The cover was relatively straightforward. Early on I’d sent my publisher some ideas for the cover design, mainly screengrabs of book covers or film posters I thought might inspire the in-house design team. I did a very basic mock-up cover idea.





A key inspiration
One idea that wouldn’t go away was the sense of one or more of the title words being scrambled. A key inspiration from my comic reading years was the poster for the original 1973 ‘Westworld’ film starring Yul Brynner. In the film lifelike androids at an amusement park begin to malfunction and attack the human visitors. The poster visually represented this by having Brynner’s face slipping away to reveal the circuitry of a robot but it was the film’s clever tagline that really lodged in my imagination: ‘Where nothing can possibly go worng…’. The last word was deliberately incorrectly spelt and visually sagged. It matched the film’s theme brilliantly.

Spec designs
This led me to try inverting the ‘Rs’ in the title ‘A More Perfect World’ to give that same feeling of a glitch in coding, or a mistake being repeatedly looped. But visually it felt like too much. Instead a single inversion of the last ‘R’ in ‘World’ or ‘Perfect’ looked better and wasn’t too confusing. My friend, Innes Jones, a designer whose work I adore and who has done a lot of Catcher Media’s graphics over the years, said he’d make up some spec designs. I sent all of the above to The Book Guild and after some time they informed me that Innes’ designs weren’t suitable. It was to be a long wait before I saw the final cover.
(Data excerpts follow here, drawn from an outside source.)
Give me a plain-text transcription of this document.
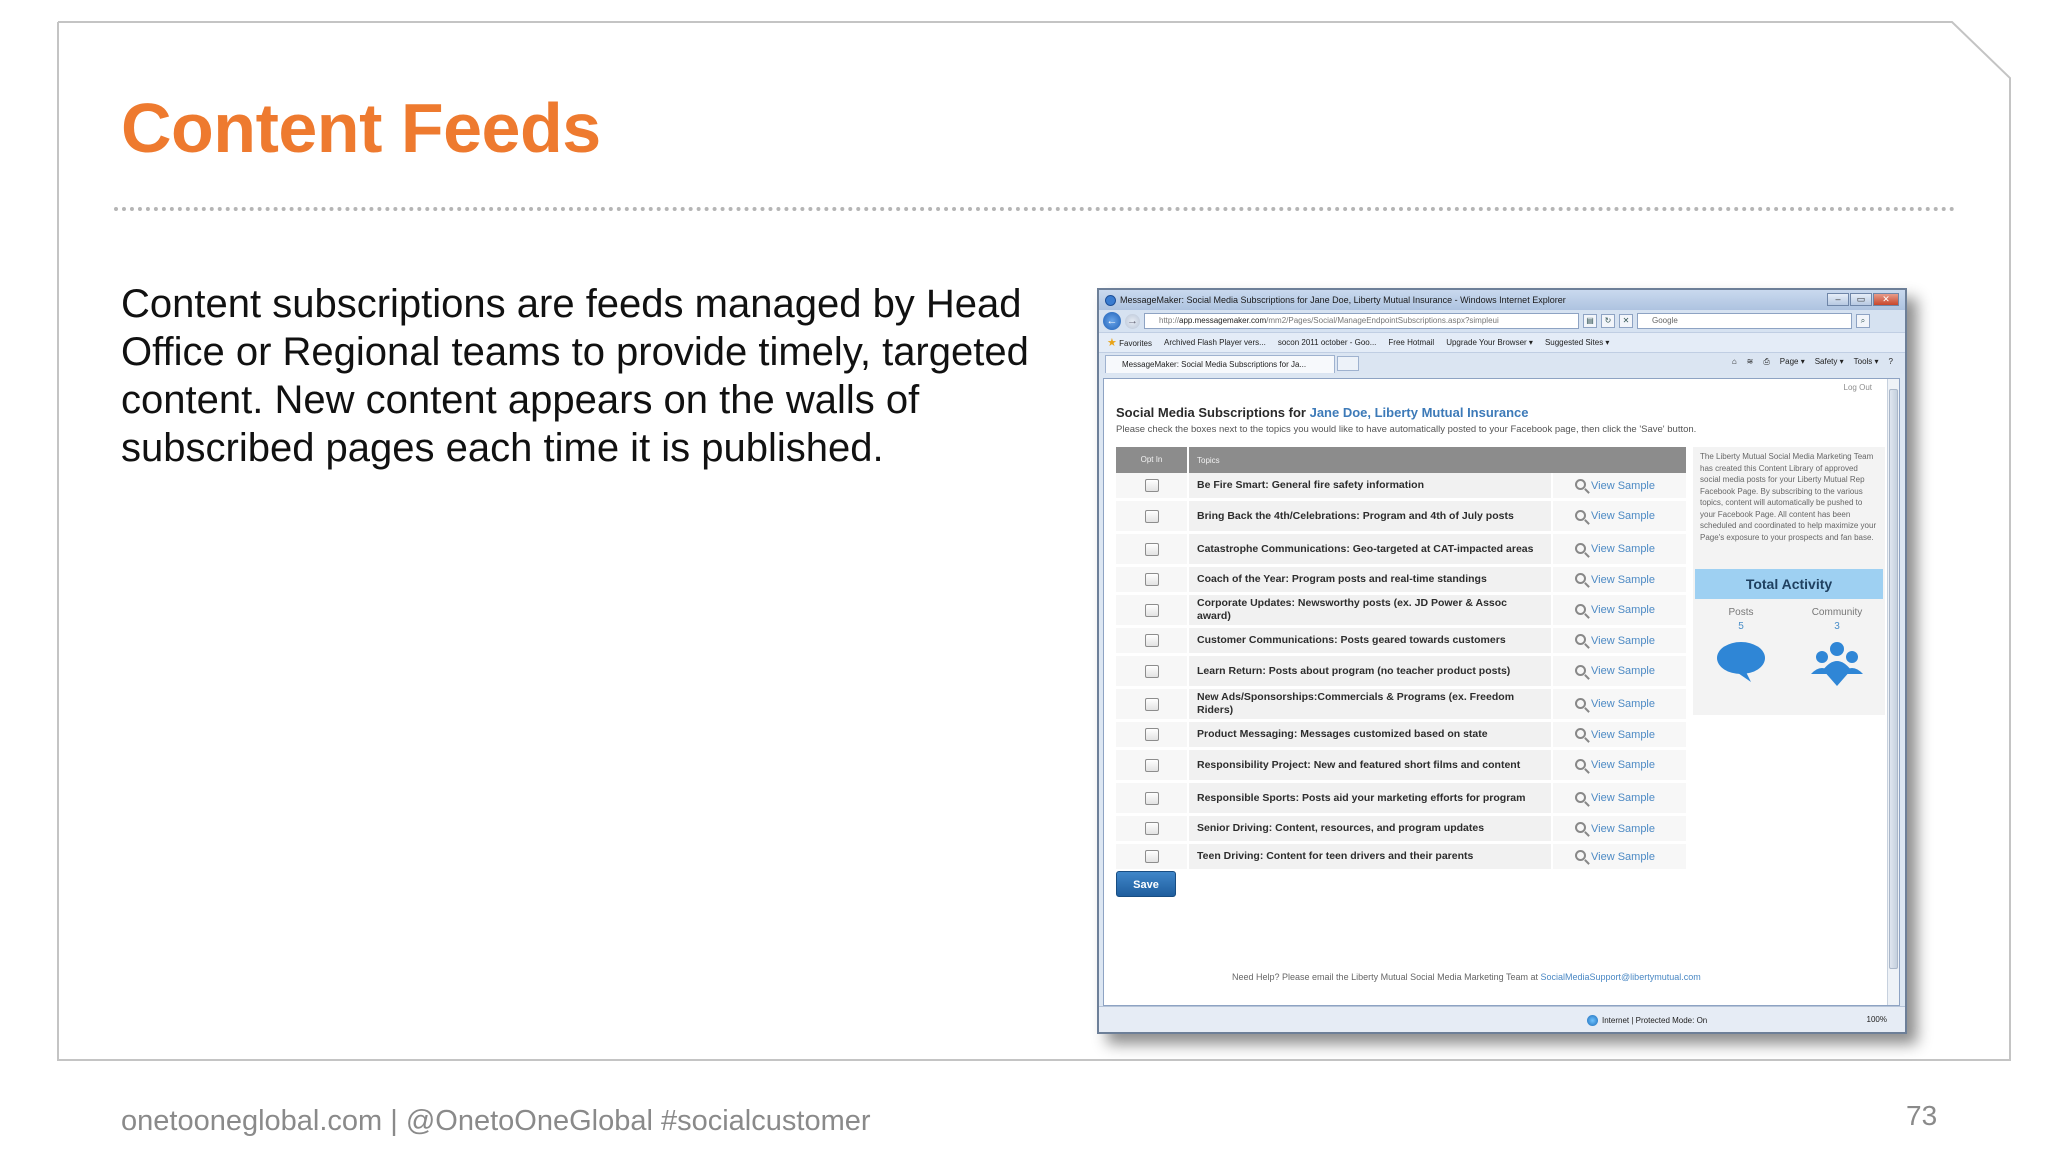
Content Feeds
Content subscriptions are feeds managed by Head Office or Regional teams to provide timely, targeted content. New content appears on the walls of subscribed pages each time it is published.
onetooneglobal.com | @OnetoOneGlobal #socialcustomer	73
MessageMaker: Social Media Subscriptions for Jane Doe, Liberty Mutual Insurance - Windows Internet Explorer	–	▭	✕
← →	http://app.messagemaker.com/mm2/Pages/Social/ManageEndpointSubscriptions.aspx?simpleui	▤	↻	✕	Google	⌕
★ Favorites Archived Flash Player vers... socon 2011 october - Goo... Free Hotmail Upgrade Your Browser ▾ Suggested Sites ▾
MessageMaker: Social Media Subscriptions for Ja...	⌂ ≋ ⎙ Page ▾ Safety ▾ Tools ▾ ?
Log Out
Social Media Subscriptions for Jane Doe, Liberty Mutual Insurance
Please check the boxes next to the topics you would like to have automatically posted to your Facebook page, then click the 'Save' button.
Opt In	Topics
Be Fire Smart: General fire safety information	View Sample
Bring Back the 4th/Celebrations: Program and 4th of July posts	View Sample
Catastrophe Communications: Geo-targeted at CAT-impacted areas	View Sample
Coach of the Year: Program posts and real-time standings	View Sample
Corporate Updates: Newsworthy posts (ex. JD Power & Assoc award)	View Sample
Customer Communications: Posts geared towards customers	View Sample
Learn Return: Posts about program (no teacher product posts)	View Sample
New Ads/Sponsorships:Commercials & Programs (ex. Freedom Riders)	View Sample
Product Messaging: Messages customized based on state	View Sample
Responsibility Project: New and featured short films and content	View Sample
Responsible Sports: Posts aid your marketing efforts for program	View Sample
Senior Driving: Content, resources, and program updates	View Sample
Teen Driving: Content for teen drivers and their parents	View Sample
Save
Need Help? Please email the Liberty Mutual Social Media Marketing Team at SocialMediaSupport@libertymutual.com
The Liberty Mutual Social Media Marketing Team has created this Content Library of approved social media posts for your Liberty Mutual Rep Facebook Page. By subscribing to the various topics, content will automatically be pushed to your Facebook Page. All content has been scheduled and coordinated to help maximize your Page's exposure to your prospects and fan base.
Total Activity
Posts
5
Community
3
Internet | Protected Mode: On	100%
A city full of sass and energy
The initial design didn’t arrive until we were in the third week of our time in Colombia, in a great city called Medellin. Medellin was like a Manchester to Bogota’s London, once the murder capital of the world, it had been transformed and was now full of sass and energy. I could understand why the design hadn’t been forthcoming until the final proofread had been finished but I was desperate to see it. When it finally arrived on my ‘phone Julia and I were in El Poblado, in a fancy place full of a trendy digital nomads hunched over their laptops eking out their coffees and swapping stories about the best bars in town.
I liked the design a lot
I opened up the design and my apprehensive heart didn’t sink. In fact I was surprised that I liked it. A lot. It definitely wasn’t what I was expecting but that was no bad thing. Julia said she thought it was good. Admittedly it needed some tweaks, things re-arranged or re-sized but the basic design was there. The publisher had retained the inverted ‘R’ in the last word and the font, the background and colour scheme all worked well. A few emails later it was just as I’d wanted it and, hey presto, my book had a front and back cover with a blurb and a spine. Result!